# Replace Cinder Block wall with posts in basement... ?



## JoshP (Apr 7, 2009)

Hello,

Without getting into the specifics of what may be involved, (I know enough, to know that I don't know enough to just tackle this without professional advice  I'd like to replace part of a basement cinder block wall with posts.  The wall runs the length of the basement, dividing it in two, except for an approximately 10ft section where the stairs come down.  It's a ranch house with a basement, built circa 1950.

My goal is to have a basement with the large middle portion open.  I'd like to remove a roughly 15 foot section of the cinder blocks and use posts instead.  There is a 2x6 laying flat on top of the cinderblocks, supporting the main floor.  There is a second 2x6 laying flat on the first one for support over the stair gap in the block wall.

I suppose, as much as anything, I'd just like to know if this type of this is done.  It seems entirely reasonable to me that it would work, though I hadn't thought of the slab thickness issues that I've read about in the forum here.  
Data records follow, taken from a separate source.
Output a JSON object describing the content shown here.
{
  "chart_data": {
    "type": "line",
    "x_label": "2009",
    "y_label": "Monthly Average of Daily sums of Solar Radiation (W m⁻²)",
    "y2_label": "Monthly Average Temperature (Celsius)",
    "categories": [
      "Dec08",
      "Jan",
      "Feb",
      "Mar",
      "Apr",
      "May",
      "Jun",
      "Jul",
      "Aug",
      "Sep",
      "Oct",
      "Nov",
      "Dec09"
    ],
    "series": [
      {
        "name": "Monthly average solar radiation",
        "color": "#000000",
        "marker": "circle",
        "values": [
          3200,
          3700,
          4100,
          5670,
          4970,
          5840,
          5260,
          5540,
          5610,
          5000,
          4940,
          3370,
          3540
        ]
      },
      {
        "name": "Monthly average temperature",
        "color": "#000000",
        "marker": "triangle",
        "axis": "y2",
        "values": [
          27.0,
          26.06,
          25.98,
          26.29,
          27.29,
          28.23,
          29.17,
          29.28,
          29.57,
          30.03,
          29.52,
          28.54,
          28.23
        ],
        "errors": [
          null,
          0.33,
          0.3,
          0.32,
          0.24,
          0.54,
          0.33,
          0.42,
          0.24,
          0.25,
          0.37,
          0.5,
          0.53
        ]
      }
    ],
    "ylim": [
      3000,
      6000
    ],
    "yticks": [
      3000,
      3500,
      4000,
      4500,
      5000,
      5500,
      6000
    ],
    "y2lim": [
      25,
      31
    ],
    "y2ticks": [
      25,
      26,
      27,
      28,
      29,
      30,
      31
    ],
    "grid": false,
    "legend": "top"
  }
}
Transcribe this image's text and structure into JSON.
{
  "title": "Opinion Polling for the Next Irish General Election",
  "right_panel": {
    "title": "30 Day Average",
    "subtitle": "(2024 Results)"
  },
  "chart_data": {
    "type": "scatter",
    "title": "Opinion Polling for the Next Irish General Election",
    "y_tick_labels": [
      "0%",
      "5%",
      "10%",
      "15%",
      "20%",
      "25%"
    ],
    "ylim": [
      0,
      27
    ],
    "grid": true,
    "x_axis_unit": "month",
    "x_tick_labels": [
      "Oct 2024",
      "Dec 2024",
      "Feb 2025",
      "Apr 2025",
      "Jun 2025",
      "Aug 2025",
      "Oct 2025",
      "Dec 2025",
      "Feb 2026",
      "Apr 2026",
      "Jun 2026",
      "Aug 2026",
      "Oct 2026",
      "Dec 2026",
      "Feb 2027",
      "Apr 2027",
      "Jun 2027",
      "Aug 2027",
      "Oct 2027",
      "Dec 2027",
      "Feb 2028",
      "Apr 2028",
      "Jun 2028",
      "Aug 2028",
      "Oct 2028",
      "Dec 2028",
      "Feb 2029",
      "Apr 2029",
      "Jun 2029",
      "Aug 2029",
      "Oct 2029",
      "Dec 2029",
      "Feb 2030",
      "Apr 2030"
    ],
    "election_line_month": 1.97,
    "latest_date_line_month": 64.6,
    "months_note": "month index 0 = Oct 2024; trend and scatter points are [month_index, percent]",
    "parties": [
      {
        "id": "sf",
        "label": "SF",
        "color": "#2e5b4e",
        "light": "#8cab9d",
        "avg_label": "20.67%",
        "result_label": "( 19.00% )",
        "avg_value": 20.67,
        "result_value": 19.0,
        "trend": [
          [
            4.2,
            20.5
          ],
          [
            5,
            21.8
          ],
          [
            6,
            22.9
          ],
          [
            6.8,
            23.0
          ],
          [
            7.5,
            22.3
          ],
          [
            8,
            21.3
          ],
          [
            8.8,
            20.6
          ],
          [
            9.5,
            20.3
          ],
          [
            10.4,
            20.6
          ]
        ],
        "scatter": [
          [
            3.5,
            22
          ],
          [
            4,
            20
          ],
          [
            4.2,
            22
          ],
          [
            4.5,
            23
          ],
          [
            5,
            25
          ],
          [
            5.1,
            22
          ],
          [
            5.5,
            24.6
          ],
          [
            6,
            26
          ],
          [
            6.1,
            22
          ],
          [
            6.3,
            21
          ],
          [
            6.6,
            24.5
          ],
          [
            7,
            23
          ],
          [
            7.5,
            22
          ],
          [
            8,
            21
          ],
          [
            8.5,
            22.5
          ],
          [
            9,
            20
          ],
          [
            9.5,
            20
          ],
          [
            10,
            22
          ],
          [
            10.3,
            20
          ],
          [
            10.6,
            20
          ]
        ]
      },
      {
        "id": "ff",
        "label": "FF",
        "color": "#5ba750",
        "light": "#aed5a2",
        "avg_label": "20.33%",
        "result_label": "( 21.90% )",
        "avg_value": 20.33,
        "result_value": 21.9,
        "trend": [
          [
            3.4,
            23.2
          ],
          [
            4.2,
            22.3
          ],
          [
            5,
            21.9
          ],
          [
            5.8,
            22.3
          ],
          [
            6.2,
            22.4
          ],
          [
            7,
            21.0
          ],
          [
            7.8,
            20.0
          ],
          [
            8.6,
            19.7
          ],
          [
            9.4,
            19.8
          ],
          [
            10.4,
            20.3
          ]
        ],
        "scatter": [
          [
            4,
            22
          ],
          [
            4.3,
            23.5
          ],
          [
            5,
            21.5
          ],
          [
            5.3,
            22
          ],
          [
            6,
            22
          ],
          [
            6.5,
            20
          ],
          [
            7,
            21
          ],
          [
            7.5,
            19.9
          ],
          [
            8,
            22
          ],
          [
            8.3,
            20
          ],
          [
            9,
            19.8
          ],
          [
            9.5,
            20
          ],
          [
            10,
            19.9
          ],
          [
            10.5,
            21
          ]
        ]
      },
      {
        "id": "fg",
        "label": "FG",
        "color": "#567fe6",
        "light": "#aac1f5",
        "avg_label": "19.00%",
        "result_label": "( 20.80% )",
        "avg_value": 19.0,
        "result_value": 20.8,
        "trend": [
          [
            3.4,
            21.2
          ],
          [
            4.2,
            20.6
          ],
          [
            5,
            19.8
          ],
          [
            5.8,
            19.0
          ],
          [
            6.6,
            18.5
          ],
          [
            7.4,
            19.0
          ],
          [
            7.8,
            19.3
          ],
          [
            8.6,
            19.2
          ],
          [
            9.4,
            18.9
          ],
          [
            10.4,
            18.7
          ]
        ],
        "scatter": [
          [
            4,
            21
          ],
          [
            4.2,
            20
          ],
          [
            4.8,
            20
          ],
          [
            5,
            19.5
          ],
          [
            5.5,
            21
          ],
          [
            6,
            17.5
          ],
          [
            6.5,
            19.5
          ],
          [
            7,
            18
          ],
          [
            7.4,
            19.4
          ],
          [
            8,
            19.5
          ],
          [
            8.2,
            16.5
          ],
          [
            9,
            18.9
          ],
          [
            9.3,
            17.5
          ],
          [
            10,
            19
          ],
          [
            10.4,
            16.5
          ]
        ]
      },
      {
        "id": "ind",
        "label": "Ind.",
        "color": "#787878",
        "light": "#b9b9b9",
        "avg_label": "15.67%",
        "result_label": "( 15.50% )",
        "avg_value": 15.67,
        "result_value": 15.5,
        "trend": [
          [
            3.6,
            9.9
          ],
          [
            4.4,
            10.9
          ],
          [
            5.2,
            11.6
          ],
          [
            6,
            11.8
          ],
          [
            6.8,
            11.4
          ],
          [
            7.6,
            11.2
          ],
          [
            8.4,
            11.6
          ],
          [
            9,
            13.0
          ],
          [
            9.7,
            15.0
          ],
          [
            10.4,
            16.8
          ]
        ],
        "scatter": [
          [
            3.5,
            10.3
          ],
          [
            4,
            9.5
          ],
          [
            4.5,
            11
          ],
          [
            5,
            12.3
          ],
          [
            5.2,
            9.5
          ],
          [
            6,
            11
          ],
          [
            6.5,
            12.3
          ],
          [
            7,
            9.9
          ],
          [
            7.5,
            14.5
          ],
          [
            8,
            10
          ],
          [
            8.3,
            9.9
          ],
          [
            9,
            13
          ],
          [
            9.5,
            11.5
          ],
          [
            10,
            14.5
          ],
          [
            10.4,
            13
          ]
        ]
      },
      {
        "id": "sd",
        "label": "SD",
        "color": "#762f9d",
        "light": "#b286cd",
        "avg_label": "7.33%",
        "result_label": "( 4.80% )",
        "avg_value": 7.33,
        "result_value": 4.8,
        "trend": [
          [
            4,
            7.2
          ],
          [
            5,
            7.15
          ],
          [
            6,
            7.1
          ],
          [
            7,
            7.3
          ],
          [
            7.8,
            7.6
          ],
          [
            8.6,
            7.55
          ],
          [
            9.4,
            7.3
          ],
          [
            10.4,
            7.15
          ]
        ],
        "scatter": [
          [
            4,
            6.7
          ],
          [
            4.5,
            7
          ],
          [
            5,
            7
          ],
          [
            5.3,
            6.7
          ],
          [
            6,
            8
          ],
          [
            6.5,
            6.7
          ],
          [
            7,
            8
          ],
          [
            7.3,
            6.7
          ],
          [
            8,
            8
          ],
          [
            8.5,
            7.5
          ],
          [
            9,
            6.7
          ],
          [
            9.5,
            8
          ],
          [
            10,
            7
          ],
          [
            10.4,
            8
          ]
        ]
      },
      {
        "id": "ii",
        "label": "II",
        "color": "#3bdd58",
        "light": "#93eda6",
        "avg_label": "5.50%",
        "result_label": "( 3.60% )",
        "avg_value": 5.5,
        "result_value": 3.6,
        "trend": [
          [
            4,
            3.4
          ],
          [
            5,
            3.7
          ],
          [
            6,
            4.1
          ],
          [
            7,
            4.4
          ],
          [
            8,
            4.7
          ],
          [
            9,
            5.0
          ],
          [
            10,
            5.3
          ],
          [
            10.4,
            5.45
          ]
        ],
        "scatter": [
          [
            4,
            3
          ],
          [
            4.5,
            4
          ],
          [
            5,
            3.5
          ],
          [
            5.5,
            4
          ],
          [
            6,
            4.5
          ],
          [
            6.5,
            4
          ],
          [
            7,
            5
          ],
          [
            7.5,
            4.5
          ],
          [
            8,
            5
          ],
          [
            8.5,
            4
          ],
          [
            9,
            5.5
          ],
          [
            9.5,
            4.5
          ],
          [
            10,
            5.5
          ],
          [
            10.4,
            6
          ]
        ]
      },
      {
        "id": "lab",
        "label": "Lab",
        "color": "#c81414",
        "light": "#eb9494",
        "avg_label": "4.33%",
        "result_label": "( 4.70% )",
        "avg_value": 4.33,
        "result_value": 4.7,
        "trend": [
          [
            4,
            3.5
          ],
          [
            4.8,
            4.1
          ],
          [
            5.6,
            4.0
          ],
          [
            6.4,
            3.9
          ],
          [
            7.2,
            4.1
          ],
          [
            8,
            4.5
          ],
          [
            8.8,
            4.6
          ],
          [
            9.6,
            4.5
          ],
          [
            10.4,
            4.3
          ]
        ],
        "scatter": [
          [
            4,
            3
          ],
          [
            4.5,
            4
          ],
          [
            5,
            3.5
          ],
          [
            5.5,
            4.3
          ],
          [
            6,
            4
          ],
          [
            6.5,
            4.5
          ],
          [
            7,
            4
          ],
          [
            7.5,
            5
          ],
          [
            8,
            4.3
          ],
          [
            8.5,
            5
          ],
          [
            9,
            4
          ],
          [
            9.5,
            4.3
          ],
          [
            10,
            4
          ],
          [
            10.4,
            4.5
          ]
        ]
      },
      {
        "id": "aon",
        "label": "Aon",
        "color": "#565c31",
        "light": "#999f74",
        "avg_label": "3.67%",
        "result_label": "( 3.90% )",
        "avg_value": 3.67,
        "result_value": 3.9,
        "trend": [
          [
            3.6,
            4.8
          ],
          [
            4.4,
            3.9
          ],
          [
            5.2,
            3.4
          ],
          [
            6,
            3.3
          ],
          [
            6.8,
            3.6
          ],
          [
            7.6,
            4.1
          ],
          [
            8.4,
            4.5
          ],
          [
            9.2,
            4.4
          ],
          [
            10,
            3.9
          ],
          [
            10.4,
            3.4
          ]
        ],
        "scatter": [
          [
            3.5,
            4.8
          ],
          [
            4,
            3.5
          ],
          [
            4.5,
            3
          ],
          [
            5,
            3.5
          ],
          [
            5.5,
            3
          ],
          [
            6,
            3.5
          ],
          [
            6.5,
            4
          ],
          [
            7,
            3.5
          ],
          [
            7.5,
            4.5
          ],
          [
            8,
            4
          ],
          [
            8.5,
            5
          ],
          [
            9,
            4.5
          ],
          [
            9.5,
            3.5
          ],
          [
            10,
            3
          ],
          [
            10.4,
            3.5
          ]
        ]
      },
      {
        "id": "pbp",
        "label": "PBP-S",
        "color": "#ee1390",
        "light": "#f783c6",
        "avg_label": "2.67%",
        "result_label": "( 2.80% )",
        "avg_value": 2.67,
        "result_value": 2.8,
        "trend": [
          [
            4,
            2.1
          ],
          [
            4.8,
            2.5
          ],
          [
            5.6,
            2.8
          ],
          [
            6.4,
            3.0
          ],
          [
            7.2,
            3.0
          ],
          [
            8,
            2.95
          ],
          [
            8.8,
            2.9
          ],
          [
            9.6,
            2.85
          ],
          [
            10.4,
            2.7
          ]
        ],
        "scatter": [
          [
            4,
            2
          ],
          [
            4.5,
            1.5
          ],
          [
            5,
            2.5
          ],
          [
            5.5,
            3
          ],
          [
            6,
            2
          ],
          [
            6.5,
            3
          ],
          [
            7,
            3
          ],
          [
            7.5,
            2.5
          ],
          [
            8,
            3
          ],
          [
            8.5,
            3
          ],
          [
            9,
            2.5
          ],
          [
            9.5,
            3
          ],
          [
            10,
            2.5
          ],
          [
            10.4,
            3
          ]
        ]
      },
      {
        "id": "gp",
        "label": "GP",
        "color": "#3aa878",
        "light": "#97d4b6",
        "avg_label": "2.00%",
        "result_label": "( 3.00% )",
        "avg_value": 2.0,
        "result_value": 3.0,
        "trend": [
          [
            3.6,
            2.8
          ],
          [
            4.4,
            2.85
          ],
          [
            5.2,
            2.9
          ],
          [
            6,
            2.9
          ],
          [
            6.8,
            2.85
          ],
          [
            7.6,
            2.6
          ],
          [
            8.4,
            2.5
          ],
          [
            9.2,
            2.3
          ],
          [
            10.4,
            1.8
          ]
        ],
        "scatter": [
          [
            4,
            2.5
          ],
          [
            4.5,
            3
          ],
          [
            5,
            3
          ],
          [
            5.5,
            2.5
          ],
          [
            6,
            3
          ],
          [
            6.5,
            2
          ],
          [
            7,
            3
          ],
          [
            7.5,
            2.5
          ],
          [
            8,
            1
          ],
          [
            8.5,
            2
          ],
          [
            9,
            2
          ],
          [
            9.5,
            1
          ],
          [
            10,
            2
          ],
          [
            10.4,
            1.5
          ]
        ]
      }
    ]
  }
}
In any case, thanks for reading, and I'd be most appreciative for any advice, questions to ask here locally, dire warnings, etc.   lol  

, Josh


----------



## glennjanie (Apr 8, 2009)

Welcome Josh:
Yes, it is possible to remove the wall and replace it with posts and a beam. In order to save headroom, the beam should be made of steel. You can check with your local steel supplier for the size, cost and availability of the beam. They can also help you with posts to support the load.
I suspect the floor joists are lapped on top of the wall; maybe a 14' 2 X 10 from the back wall and another from the front wall. You will need to set up supports for the floor joists on each side of the wall before removing the wall. Then, when the new posts and beam are in place, you can take the extra supports out. I would use a 4 X 6 wood beam on each side of the wall supported with a 4 X 4 every 8' as the temporary support. They should be placed within 2' of each side of the wall on each side. The temporary supports should be used to raise the joists 1/4" off the wall to make sure you have the load before tearing the wall out. Quite often there is a bearing wall through the center of the house resting on that block wall and it needs good support.
There should be no issues with the slab thickness; it is probably thickened under the wall already and will support the load.
Glenn


----------